#116 スタッフからのメッセージ

■「シューケット」と聞いてまず私が思ったのは「シュークリームとは違うのか?」ということでした。聞けばシューケットはシュークリームのシューだけ焼いたもの、だったのですが、果たしてそれだけでおいしいのか?と思ってしまいました。しかし、実際にシューケットを見てみると大きな粒砂糖がかかっていて、ふっくらとした一口サイズの甘い香りのするお菓子。食べるとサクサクした食感にほんのり甘い、本当に手軽に楽しめる丁度よいおやつでした。この大人気の定番お菓子は本当にパリの人々にはなくてはならないお菓子のようで、実際にパン屋さんの店頭に並んでいるところをなかなか見ることができませんでした。というのも私達がパン屋さんに行く時間には完全に売り切れてしまっているからなのです。お店の人に「シューケットありますか?」と聞くと「朝早く来ないと全部売り切れちゃうよ」という返事を何軒のパン屋さんに言われたかわかりません。
それほどまでにフランスの人々に愛されているお菓子、シューケットは番組でも紹介したように、もともとは貴族達が食べていたお菓子。イタリアの富豪、メディチ家のカトリーヌ・ド・メディシスがフランス王となるアンリ2世の元に嫁ぐ時にパリに伴って来たお菓子職人のうちの一人、ポプランが作ったものだといわれています。このお菓子職人達はシューの他にもシャーベットやマカロンなども作り出したといいます。まさにフランスのお菓子の基礎を築いたと言ってもいいくらいですね。
ところで、フランスでは「パン屋さんで売られているお菓子」と「お菓子屋さんで売られているお菓子」とがあり、一般的にはパン屋さんで売られているお菓子の方が庶民的で安いそうです。
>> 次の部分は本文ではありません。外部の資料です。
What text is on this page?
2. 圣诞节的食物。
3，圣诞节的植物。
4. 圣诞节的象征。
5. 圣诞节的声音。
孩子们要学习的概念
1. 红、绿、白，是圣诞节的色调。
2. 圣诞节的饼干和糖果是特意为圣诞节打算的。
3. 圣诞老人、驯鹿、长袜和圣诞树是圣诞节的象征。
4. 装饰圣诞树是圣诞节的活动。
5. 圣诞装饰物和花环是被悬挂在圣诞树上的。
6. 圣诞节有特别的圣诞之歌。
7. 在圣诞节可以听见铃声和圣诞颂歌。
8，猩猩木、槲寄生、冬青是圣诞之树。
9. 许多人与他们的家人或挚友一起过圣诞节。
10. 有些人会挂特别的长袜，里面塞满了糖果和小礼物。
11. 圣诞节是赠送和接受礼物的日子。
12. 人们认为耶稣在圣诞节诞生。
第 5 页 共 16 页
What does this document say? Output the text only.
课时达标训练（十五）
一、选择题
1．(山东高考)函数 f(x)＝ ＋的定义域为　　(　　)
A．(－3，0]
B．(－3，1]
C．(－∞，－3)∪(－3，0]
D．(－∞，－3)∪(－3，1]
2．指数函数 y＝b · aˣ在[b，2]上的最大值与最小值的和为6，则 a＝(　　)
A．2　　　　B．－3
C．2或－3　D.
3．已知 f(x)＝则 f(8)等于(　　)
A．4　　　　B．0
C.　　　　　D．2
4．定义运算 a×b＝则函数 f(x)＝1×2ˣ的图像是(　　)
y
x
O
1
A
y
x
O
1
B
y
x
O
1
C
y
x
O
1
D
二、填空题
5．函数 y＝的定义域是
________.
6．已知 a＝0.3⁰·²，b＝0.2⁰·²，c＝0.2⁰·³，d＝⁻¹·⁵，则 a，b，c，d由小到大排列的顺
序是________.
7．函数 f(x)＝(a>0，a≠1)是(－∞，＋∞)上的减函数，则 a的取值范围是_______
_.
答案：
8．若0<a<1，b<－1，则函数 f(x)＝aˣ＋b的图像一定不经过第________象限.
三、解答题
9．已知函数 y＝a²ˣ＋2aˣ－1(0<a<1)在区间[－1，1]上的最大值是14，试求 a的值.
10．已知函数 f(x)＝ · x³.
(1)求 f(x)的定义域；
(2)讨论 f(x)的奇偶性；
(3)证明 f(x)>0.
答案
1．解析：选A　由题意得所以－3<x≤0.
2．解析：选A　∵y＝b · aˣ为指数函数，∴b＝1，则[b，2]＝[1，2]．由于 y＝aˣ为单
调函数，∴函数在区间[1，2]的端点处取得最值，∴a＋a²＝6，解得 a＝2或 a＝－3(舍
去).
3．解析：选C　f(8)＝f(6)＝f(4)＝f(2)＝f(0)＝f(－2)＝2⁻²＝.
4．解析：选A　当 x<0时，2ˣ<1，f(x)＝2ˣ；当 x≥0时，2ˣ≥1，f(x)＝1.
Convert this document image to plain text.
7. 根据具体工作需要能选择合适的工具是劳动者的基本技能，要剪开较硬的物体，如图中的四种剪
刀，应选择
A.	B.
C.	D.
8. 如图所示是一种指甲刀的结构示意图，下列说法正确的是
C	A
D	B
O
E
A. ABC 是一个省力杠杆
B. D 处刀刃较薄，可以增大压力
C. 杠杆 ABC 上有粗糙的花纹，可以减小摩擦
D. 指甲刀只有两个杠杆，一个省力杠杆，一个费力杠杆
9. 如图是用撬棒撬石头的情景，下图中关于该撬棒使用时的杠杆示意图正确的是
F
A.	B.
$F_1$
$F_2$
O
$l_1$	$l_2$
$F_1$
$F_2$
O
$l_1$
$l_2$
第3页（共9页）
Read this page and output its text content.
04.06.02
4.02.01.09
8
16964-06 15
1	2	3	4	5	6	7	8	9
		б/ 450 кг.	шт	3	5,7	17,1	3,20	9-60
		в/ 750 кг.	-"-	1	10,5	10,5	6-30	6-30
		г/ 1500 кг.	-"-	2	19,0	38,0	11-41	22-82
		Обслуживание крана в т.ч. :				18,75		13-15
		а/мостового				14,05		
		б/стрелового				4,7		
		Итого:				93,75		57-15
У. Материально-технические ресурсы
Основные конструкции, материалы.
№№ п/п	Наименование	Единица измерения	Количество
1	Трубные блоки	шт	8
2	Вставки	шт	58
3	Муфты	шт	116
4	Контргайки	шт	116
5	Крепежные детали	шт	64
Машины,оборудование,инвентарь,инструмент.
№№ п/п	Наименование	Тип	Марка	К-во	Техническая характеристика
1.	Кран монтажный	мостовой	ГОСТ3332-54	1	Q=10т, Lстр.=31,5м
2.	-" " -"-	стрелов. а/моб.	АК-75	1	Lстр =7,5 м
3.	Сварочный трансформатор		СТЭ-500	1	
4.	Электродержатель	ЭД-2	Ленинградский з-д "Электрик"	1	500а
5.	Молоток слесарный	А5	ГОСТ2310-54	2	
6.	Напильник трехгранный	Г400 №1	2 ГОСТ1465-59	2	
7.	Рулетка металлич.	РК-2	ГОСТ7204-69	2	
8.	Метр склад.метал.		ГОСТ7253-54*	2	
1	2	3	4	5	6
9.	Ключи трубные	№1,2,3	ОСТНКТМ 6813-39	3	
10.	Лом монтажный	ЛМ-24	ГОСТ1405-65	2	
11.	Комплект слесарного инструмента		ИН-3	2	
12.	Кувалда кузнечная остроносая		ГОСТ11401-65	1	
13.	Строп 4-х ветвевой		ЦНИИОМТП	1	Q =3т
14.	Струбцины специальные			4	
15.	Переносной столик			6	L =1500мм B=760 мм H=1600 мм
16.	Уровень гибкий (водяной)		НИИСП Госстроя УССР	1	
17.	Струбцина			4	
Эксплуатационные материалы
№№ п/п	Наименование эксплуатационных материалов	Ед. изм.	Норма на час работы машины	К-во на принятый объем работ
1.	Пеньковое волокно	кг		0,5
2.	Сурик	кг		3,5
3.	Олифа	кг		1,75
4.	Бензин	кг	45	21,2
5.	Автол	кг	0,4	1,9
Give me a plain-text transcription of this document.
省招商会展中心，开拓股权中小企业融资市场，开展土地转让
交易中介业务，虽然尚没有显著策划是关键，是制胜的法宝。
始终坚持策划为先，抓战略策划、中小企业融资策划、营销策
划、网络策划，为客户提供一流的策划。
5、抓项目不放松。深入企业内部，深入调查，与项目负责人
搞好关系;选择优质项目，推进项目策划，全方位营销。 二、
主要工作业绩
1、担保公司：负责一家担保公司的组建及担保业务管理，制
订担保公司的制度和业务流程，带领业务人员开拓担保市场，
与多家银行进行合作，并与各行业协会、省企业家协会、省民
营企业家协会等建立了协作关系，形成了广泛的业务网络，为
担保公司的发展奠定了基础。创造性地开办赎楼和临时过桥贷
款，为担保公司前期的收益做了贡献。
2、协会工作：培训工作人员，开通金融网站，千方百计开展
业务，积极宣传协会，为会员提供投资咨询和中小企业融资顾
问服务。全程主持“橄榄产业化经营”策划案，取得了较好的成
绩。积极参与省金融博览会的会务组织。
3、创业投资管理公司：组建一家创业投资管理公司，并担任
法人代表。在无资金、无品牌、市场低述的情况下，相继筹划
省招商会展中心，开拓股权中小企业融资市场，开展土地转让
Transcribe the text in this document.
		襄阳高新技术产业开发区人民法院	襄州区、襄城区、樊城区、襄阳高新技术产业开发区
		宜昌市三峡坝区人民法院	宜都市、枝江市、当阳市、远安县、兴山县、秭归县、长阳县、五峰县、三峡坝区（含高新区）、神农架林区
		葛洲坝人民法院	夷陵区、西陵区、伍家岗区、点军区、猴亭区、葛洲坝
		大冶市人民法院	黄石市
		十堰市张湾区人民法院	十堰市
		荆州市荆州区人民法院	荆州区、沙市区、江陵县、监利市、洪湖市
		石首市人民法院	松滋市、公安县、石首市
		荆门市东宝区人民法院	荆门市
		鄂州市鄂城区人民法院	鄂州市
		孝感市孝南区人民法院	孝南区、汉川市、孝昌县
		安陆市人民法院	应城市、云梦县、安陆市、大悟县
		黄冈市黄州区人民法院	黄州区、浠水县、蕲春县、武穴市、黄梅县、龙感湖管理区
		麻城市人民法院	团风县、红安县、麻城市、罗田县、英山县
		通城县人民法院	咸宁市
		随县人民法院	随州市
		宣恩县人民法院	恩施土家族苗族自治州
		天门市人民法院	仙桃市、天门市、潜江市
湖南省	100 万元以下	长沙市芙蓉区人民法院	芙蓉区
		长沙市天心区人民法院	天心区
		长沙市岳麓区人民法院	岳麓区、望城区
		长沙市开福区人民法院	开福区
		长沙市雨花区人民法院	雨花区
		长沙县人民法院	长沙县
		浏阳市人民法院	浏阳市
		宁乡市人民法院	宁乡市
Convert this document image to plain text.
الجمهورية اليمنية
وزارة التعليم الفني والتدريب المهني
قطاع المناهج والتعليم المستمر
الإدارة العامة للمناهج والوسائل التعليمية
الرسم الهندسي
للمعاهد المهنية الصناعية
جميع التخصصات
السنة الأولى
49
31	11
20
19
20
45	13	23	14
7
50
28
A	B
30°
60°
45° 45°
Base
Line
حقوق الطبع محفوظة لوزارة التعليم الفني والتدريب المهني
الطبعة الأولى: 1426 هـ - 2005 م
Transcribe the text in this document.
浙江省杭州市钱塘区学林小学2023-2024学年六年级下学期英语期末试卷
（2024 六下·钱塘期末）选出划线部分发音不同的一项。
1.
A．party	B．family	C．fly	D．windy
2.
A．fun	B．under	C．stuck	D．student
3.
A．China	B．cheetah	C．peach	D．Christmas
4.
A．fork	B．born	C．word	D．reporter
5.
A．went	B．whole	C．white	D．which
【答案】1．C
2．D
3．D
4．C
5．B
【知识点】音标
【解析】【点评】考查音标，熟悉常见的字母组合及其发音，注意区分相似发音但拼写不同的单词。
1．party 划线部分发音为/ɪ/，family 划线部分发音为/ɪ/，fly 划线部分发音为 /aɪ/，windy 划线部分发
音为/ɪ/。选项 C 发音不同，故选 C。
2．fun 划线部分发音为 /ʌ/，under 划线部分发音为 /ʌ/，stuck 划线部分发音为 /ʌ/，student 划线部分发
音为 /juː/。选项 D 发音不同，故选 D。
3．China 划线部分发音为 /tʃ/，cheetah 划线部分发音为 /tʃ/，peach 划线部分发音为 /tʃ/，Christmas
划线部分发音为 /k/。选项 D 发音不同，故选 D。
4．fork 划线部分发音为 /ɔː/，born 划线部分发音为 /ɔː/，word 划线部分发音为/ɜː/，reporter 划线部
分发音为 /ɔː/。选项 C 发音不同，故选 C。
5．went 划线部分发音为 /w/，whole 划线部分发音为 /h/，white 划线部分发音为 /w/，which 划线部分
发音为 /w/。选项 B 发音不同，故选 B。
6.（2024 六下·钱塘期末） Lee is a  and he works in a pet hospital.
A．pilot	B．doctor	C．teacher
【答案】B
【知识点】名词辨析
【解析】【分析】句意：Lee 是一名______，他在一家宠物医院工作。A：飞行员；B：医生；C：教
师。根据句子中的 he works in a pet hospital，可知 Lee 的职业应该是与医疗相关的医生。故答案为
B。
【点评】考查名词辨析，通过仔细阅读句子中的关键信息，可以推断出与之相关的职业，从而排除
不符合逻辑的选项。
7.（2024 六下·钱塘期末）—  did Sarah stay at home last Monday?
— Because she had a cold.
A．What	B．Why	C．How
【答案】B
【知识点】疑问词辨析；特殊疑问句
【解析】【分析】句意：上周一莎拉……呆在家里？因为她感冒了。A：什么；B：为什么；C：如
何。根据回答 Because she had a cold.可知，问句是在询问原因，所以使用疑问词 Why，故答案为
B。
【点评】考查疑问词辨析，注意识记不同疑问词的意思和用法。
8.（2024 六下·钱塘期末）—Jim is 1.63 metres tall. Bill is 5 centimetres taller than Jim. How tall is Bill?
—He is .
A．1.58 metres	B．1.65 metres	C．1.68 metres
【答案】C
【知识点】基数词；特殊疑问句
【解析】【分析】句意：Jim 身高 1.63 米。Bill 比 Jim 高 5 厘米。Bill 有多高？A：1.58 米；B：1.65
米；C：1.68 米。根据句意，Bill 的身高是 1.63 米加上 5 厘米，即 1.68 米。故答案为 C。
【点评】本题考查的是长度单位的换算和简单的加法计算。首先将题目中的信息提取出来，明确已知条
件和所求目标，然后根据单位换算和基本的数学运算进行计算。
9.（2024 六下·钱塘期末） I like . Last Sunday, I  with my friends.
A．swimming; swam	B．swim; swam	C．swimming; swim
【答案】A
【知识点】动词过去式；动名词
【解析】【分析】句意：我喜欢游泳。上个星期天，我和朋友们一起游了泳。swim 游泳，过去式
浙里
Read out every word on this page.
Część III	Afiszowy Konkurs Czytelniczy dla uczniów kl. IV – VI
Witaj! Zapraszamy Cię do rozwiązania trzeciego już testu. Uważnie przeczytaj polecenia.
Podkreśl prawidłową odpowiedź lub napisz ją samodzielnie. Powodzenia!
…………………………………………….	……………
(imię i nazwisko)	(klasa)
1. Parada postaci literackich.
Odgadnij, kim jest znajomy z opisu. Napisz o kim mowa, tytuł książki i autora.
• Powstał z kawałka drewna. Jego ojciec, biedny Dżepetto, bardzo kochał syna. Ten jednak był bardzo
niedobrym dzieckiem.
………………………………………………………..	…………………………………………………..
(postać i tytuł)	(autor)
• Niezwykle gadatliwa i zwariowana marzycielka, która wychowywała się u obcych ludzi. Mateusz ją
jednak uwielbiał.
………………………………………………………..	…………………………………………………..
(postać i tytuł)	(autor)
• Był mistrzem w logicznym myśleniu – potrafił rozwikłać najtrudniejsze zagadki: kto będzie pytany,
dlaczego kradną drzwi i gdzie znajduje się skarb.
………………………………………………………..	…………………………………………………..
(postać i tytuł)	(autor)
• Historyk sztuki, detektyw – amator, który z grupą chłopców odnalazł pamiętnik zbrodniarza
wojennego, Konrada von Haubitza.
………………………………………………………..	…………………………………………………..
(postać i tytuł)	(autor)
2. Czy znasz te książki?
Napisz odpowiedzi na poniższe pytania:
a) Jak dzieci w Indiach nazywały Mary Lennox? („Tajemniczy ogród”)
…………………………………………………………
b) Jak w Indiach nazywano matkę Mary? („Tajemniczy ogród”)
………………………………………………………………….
日本のパン屋さんではフランスパン、食パンからおかずパン、菓子パンとパンに関するものしかおいてありませんが、フランスのパン屋さんはそれに加え、ケーキやお菓子が置いてあります。エクレアやフルーツタルト、チョコレートケーキ、スポンジケーキ、クッキー…と日本ではお菓子屋さんで売られているようなものが一緒に店頭に並んでいるのです。では、フランスのお菓子屋さんは何を売っているのかと言えば、勿論お菓子ですが、パン屋さんよりは少しお値段が高いとか。手土産や今日は少し贅沢しようという時にはお菓子屋さんのお菓子を買うそうです。
さて、日本で言うシュークリームは様々な文献に書いてある通り、フランスではシュー・ア・ラ・クレームと呼ばれ、パン屋さんのお菓子にはないものです。取材の時には無理にお願いして作っていただきました。残ったものをスタッフでいただきましたが、やっぱりシュークリームはおいしい!現地スタッフは「懐かしい!」といって感極まってシュークリームを頬張っていました。ある意味、シュークリームは日本とフランスが生んだお菓子なのかもしれません。